By Valerie Maxwell Ph.D.
What does the Factors of Attention mean? The area of the brain known as the pre-frontal cortex takes responsibility for the “executive functioning” of the brain. This is the “thinking brain” which must make decisions, keep track of time, assimilate what is being told, seen or taught, and organize information with prioritization in order to be processed by the brain. This is how we “think about our thinking” so we can function efficiently in the world. Efficiency in our lives helps to create happiness in ourselves and respect from others.
In order to fulfill these executive functions, the brain must have accurate input. Paying attention to what is seen, heard, touched, smelled, and tasted is the way the brain receives this input. According to experts (Reid Lyon) there are 5 parts of paying attention:
- FOCUSED OR SELECTIVE ATTENTION: We need to be able to select the most important information and to ignore the input that is not needed at that time. For example, listening to the teacher’s directions and ignoring a friend kicking your chair is vital to success.
- SUSTAINING ATTENTION: Maintaining awareness is essential to helping us focus on our goal or task. Sustained attention is critical to completing the job, whether that is homework or cleaning your room.
- SHIFTING ATTENTION: Flexibility of attention is key to our ability to change, to grow, and to multitask so that we get everything done that we need to do. Playing Nintendo for 20 minutes and then getting back to the homework is not possible without this flexibility.

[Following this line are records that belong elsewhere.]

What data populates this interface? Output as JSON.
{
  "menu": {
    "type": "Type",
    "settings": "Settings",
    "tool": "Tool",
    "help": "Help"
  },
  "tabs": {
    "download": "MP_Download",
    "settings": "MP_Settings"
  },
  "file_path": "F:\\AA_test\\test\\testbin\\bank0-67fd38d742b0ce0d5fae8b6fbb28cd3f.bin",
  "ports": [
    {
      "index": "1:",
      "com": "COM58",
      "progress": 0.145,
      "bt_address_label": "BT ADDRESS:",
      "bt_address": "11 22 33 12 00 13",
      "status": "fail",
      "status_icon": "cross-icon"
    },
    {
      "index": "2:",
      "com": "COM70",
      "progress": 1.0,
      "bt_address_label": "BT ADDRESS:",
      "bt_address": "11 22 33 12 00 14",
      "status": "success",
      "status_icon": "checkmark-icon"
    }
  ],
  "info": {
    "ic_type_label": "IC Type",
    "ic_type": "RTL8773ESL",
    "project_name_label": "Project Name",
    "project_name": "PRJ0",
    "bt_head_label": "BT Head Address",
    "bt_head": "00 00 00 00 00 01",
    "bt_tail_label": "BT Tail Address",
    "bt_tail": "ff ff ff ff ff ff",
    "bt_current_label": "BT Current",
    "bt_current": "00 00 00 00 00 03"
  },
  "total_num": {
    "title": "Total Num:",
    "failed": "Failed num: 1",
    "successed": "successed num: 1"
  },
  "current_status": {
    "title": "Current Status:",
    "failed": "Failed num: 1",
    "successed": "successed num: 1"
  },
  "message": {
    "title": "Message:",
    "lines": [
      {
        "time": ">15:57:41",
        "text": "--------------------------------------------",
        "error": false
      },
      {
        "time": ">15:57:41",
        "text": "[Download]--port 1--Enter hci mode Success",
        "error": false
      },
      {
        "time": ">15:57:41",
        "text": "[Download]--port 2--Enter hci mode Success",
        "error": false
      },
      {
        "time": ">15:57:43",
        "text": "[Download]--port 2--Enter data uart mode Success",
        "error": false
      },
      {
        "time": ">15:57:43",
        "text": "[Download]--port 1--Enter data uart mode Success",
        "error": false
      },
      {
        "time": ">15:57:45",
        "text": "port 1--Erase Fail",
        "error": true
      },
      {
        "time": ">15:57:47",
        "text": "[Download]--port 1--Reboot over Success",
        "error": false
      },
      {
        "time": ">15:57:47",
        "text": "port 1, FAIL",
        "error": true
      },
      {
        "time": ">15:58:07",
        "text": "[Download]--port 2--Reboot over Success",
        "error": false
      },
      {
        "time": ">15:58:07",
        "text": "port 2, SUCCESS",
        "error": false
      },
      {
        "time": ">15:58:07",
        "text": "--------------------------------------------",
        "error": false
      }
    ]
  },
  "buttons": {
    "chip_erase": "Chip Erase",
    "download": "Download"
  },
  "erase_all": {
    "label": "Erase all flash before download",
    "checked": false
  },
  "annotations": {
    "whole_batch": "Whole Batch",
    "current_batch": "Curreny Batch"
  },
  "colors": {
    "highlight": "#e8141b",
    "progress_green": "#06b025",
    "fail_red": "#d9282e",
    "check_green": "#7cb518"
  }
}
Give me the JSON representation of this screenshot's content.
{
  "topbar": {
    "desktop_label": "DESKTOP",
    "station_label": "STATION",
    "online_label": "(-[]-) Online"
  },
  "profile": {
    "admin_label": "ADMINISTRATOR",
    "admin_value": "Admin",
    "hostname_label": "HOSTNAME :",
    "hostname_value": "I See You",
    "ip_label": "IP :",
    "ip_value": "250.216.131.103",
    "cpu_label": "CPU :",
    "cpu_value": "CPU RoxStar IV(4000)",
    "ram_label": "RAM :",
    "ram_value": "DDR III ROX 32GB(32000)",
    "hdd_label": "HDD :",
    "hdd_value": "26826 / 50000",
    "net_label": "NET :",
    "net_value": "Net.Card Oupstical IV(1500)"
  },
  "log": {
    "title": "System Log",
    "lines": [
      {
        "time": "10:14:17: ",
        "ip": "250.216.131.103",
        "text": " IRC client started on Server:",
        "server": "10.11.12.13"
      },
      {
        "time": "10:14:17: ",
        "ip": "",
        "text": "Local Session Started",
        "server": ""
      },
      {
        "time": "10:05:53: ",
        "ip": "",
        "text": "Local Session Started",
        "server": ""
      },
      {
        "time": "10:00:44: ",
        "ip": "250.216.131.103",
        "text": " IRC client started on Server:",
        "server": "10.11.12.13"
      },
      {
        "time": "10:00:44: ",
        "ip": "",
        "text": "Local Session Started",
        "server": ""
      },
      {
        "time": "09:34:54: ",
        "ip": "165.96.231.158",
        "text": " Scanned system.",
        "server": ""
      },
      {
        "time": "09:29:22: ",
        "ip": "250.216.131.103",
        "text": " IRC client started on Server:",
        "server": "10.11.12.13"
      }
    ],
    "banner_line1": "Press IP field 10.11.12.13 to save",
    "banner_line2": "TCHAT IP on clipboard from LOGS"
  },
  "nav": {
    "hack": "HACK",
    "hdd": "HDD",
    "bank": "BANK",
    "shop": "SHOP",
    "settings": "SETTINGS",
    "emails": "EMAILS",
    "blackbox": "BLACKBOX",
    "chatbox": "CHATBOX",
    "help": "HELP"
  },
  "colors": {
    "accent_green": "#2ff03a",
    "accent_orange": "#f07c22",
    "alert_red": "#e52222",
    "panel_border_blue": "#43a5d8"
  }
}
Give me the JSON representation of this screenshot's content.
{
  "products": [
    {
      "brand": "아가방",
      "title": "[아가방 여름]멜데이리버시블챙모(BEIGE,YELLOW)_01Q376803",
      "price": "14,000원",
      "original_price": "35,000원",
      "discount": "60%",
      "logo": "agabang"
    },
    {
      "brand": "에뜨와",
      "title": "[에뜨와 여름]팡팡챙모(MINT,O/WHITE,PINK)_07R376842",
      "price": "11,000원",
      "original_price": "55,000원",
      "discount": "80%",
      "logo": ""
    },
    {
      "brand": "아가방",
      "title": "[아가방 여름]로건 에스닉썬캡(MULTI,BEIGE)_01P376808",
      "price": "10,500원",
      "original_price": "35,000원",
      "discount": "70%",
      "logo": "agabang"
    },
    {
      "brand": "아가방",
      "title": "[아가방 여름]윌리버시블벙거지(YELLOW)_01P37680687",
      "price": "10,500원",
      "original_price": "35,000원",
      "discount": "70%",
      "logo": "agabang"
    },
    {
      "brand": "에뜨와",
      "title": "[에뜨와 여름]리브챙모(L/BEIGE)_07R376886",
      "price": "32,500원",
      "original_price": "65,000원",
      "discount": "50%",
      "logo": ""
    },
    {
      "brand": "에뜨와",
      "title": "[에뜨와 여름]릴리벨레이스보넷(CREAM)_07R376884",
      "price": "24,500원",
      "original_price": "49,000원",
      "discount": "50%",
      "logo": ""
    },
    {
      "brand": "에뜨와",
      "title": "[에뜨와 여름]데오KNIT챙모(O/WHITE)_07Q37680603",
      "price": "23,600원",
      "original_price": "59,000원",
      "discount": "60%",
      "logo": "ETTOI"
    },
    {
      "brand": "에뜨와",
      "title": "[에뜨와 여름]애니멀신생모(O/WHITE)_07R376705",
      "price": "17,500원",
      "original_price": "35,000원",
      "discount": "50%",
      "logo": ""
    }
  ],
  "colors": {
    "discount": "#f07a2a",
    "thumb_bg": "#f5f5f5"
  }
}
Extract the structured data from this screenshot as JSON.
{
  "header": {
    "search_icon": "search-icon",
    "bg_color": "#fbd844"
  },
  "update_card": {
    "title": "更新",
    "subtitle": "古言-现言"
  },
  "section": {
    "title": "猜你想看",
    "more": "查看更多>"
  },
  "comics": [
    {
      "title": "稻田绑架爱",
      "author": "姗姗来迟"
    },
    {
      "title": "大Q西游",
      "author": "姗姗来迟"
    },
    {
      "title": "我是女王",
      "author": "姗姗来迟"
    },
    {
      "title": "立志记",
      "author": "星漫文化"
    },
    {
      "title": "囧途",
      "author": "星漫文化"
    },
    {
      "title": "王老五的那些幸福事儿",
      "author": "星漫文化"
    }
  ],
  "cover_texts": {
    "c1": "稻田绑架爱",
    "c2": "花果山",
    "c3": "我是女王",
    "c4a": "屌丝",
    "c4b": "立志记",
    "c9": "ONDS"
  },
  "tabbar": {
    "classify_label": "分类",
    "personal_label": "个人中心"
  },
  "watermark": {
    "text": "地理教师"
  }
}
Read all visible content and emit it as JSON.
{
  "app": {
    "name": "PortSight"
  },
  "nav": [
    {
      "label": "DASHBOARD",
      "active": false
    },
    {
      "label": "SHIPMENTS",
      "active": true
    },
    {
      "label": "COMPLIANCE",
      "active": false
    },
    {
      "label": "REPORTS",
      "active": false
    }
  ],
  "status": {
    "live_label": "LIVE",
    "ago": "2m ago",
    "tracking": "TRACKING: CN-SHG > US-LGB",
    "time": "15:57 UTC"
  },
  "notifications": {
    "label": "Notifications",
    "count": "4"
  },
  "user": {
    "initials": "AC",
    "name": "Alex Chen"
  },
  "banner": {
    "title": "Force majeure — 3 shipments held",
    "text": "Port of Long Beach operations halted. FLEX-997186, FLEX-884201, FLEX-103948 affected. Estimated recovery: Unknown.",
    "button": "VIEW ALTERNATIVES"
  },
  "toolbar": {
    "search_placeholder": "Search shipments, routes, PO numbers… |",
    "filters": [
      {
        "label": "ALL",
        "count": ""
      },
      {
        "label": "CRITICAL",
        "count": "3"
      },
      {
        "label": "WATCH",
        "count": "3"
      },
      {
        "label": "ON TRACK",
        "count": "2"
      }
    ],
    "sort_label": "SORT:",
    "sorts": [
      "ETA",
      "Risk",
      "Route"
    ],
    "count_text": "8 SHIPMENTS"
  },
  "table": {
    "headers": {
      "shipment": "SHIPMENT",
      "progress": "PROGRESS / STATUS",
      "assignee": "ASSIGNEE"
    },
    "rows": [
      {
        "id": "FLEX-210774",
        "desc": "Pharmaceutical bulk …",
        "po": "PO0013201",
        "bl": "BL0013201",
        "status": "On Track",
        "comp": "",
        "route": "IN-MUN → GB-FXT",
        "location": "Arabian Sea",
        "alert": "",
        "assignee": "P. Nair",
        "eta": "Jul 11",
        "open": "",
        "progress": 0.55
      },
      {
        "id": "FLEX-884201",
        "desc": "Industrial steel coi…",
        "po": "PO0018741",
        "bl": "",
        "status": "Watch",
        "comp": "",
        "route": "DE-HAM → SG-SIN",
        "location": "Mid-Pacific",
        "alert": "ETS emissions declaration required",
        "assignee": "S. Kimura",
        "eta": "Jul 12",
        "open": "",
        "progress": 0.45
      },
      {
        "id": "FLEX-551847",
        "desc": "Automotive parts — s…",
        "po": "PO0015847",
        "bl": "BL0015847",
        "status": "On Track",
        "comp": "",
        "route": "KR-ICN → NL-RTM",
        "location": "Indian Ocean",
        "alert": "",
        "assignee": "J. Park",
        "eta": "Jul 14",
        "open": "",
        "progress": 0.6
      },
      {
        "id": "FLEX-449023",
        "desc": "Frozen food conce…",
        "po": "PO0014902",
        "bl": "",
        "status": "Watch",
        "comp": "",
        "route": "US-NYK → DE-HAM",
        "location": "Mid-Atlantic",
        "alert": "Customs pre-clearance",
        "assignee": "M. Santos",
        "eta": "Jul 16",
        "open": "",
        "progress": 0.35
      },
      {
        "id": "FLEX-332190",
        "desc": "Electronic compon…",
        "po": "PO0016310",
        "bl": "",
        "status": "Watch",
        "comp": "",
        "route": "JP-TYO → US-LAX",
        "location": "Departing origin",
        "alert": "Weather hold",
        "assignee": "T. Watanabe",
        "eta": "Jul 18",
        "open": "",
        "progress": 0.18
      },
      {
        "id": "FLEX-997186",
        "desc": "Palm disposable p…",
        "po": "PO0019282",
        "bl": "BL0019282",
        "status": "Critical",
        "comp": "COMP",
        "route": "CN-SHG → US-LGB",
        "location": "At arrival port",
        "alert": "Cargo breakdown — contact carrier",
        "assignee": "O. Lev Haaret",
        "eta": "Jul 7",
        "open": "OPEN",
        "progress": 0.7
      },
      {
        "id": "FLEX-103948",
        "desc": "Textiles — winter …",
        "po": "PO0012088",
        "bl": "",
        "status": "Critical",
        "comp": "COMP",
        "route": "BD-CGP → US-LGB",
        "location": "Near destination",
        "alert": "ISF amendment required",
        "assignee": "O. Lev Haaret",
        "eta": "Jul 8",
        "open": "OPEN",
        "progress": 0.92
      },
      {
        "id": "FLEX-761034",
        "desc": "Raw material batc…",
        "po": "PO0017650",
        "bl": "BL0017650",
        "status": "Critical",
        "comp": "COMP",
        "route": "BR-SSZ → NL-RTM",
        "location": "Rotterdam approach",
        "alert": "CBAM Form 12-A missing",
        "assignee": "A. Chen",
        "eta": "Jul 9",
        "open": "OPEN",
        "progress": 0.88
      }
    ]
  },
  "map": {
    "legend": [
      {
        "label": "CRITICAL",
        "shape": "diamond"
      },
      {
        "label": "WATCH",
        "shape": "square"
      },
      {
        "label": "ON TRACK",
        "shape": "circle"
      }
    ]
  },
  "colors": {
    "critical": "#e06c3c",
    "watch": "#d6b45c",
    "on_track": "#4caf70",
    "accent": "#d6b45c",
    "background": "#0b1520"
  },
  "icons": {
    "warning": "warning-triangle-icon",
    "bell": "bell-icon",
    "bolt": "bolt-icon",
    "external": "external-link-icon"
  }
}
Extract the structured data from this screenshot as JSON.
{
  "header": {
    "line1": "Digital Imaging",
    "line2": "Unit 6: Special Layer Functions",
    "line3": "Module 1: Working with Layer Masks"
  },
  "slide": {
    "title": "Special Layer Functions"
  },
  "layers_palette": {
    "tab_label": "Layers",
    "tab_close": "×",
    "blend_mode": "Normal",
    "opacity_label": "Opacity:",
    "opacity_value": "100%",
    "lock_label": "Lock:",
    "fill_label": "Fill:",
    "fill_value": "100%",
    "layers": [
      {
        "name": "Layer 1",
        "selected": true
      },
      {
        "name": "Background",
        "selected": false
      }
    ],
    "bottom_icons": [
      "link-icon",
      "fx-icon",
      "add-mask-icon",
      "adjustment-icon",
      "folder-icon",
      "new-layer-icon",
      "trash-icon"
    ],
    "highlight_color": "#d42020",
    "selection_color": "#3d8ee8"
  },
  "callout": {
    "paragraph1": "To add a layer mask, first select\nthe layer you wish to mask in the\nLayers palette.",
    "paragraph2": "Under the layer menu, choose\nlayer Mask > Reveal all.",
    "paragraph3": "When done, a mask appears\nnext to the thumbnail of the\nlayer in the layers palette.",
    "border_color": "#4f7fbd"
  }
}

- ATTENTION FOR ACTION: We need to be able to route the input to the appropriate brain sites in order to put all the information together so that it comes out at the right time, in the right order, and in socially appropriate ways. This function involves SEQUENCING and PROCESSING the information.
- DIVIDED ATTENTION: Being able to attend to several things at the same time without getting distracted is key to keeping all the balls in the air that modern life demands of us. The child must remember his study-buddy’s phone number, focus on his internet project, and listen with acknowledgement to his mother asking him to call his father in for dinner.
“Although there is a solid core of scientific evidence indicating that speaking and listening have a biological foundation, the human capacity for reading and writing does not.” (Maureen Argus, The ADHD Challenge, March/April 2000). In order for a child to speak, read, listen to the teachers, or write, that child must have developed the ability to pay attention in all ways. Children with ADHD and many with learning disabilities related to cognitive deficiencies have attentional problems. Without proper attention, reading and writing cannot be assumed.
There are 5 senses (i.e., hearing, vision, touch, smell, and taste) that need to be in attention at all times. However, most often in school the child must rely on her ability to hear and see. When we talk about a child’s auditory or visual processing skills, we are talking about a child’s ability to use all of the above 5 attention functions in order to understand, think critically, and to produce results. This is processing.
Getting all the input out (whether it’s on paper or in an oral report) is not enough. The output must be in the right order. This is sequencing.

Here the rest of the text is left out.